He seemed to ponder this, his clever young face puckered with an exaggeration of gravity. He gave it up with a puzzled laugh.
“’Pon my word, I don’t know! That’s what I’m going for.”
“To find out—?”
“Oh, whether she is perfectly charming, or—just the other thing.”
It struck her that his manner was more offhand than the occasion required—that the alternative he had just so gaily admitted troubled him more than he wished her to know.
But Florence Essington knew, in spite of him, more than she looked, and much more than she said. She felt that she at least foresaw so much that to spare herself the train of thought she answered him in quite another vein.
“You know, Tony,” she said, with that little, settling movement women use to begin a gossip, “what really amuses me is that we haven’t—at least I haven’t—the slightest idea, not a glimmer, what people Mrs. Budd will be asking down. She hardly knows me, hasn’t seen me since I left school for Paris—don’t you dare to mention how long ago!
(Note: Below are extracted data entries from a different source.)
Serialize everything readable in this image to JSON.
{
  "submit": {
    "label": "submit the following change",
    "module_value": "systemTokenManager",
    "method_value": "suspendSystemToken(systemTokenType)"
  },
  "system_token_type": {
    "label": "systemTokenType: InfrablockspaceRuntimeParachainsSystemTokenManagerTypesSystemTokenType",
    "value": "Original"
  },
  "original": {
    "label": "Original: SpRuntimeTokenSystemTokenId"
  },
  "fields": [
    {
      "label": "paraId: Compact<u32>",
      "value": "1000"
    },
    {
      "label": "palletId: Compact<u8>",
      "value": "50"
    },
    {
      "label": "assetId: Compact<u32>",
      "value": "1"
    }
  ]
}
And yet she fairly threatened me into it, eyes popping and every hair a-quiver. I quite got the feeling that she wants something of me.”
“Of course,” he grinned cheerfully, “they always do.”
“But something special.”
“Letters of introduction?” he hazarded. “It’s quite on the cards. They’ll be going to London next season, if she doesn’t—but, of course, you know what she’s after.”